What's more, a dress that's made it through 40 years of use in excellent condition will likely be around a good while longer. I'm confident that many of my mid-century dresses will easily outlast their modern equivalents. The fabric and construction are far superior. These clothes were made to last. And they do. Now that's value. I'd bet this 60s neon mini dress is still in great shape the next time the colorful trend rolls around.  And just look at that -- it's got no label at all.

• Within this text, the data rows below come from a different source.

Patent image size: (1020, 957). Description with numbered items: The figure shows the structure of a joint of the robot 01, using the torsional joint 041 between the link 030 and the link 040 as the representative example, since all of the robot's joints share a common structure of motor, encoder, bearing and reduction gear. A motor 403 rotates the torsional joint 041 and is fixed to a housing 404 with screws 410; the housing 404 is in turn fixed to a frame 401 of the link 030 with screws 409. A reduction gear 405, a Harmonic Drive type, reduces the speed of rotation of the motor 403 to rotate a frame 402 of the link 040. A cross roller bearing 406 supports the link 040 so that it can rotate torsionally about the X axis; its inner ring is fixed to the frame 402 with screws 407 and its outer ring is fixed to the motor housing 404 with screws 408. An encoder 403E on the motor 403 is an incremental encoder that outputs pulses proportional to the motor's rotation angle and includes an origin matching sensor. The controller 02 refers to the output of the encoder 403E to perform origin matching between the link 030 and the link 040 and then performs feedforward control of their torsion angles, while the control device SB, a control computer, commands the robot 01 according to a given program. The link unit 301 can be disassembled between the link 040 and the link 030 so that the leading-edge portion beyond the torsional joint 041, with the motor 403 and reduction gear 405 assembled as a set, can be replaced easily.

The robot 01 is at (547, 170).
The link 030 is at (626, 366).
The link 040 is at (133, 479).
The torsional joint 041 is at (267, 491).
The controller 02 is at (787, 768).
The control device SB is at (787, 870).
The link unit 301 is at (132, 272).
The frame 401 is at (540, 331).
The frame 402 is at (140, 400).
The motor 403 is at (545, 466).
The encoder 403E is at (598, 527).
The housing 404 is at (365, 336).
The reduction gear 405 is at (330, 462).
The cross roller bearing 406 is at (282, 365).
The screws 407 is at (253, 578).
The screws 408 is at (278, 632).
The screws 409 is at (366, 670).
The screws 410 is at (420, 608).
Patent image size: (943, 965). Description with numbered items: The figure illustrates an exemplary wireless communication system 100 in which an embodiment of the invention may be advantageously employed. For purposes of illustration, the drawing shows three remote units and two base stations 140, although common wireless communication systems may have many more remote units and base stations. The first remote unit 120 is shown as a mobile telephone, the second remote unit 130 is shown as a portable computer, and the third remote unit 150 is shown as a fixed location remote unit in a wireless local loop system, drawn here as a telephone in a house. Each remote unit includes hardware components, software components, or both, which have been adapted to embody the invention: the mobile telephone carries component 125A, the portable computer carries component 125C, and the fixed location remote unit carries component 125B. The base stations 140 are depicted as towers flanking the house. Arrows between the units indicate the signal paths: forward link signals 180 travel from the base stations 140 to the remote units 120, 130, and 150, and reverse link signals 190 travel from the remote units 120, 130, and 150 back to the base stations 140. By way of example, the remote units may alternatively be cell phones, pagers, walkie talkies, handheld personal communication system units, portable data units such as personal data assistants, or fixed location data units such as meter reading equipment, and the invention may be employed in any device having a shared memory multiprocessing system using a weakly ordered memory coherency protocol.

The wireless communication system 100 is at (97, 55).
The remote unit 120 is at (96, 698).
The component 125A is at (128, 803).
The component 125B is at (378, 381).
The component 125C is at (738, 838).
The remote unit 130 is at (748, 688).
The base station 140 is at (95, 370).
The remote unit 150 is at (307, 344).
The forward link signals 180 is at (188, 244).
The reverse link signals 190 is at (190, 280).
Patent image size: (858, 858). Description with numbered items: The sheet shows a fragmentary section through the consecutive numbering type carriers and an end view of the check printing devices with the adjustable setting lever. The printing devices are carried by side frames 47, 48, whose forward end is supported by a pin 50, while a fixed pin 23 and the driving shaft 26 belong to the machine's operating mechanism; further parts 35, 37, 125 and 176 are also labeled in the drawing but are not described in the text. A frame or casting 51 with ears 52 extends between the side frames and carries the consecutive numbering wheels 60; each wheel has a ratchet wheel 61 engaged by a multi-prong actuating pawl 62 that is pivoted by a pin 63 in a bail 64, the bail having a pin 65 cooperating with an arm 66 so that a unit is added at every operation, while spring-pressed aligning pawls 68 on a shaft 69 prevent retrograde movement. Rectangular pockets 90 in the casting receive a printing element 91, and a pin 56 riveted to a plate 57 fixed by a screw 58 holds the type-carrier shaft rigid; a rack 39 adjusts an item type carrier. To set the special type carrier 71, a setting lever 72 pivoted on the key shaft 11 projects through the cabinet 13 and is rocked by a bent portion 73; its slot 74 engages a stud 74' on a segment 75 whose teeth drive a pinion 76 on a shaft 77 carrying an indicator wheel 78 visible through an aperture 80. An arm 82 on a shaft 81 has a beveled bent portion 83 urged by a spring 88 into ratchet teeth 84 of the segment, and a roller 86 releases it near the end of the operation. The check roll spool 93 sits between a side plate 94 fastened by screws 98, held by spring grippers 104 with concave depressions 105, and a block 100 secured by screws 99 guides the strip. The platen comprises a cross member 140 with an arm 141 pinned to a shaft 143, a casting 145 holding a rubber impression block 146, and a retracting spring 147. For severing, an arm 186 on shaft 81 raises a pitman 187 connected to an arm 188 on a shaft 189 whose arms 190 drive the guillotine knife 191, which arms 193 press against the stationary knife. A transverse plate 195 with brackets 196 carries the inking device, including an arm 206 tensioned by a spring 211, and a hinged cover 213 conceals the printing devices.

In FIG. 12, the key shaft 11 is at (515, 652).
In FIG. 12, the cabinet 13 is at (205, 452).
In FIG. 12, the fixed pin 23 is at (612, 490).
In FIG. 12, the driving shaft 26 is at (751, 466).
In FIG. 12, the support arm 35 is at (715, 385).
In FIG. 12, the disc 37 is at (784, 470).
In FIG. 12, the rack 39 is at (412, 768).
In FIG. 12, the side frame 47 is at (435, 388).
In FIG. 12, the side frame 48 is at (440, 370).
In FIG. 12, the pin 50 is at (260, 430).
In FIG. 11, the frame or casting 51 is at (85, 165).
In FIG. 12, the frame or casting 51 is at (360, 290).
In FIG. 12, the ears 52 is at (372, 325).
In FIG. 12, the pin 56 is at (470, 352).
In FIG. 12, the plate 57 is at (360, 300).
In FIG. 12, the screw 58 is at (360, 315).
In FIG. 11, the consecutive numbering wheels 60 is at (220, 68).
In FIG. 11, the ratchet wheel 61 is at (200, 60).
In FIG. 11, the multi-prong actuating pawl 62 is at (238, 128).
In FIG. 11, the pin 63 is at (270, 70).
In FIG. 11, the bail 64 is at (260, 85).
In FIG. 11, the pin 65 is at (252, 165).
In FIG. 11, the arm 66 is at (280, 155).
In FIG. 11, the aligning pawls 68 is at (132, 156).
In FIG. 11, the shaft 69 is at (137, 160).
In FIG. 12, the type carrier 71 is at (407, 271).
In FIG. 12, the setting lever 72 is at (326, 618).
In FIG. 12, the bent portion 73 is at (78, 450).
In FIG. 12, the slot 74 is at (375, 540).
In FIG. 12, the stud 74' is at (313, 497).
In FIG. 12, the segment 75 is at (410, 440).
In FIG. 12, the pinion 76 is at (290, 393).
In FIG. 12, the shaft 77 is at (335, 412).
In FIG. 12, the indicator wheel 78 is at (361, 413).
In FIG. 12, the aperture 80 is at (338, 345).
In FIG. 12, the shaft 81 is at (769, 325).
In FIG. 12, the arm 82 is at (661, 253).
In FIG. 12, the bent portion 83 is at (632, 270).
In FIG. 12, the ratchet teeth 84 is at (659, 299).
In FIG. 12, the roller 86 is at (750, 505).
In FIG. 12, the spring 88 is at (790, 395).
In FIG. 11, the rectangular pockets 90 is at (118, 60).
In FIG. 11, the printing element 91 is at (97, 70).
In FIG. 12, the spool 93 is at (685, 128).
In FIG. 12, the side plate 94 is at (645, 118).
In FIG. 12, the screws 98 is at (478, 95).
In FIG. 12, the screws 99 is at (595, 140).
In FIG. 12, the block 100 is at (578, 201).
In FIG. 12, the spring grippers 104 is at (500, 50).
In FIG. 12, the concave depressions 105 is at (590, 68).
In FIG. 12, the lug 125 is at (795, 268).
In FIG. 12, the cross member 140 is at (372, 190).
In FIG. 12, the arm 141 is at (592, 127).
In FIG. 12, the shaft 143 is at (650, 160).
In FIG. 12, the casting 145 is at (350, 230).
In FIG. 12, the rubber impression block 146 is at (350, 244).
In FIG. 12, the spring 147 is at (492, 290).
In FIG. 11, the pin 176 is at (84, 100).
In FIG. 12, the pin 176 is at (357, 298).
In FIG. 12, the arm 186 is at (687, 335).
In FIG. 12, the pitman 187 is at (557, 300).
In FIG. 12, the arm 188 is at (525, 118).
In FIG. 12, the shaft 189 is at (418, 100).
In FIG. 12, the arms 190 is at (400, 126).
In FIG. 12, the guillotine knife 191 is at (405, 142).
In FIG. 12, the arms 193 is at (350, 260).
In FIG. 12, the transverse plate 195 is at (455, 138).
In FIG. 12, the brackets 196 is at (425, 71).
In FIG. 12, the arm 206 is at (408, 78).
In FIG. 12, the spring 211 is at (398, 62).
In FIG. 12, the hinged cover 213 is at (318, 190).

* Even though I am not a car person, if you are ever in the vicinity, I highly recommend a trip to the Microcar Museum in Madison, Georgia. Just about everything becomes fascinating when much bigger or much smaller than standard size. And if you think the SmartCar is small, or cute, you will just flip when you see some of the models on exhibit here. And talk about style. Some of my favorite models had wicker seats! And check out the trunk (a.k.a. boot) on the single-door, red Isetta next to us, below. 

At the Microcar Museum, 8/1/09.

[Sad update. This museum recently closed, and the incredible collection was auctioned off. I'd hoped to attend the event, but only registered bidders were admitted, and the entry fee was $150. The least-expensive Isetta -- just like my mom's -- was around $40,000. - BDV 8/2013 ]. 

** At this very minute, said husband is driving happily home from work in my mom's Mazda MX-5 retractable hard-top convertible, a car he openly covets and she has, in fact, bequeathed to him. Fortunately for all concerned, she lets him borrow it while she is still alive and well, and out of town. I'll admit, it's a beauty!

Dan drives home in my mom's Miata, April 2012

*** True at the time this was written, and certainly not intended to make light of this increasingly prevalent and devastating disease, now ravaging Western Africa, afflicting thousands.


Liza Dolensky

Grandma has a great set of wheels, and Dan sure looks good in that car, but mostly because of his grin. As always you’ve penned an interesting and insightful piece.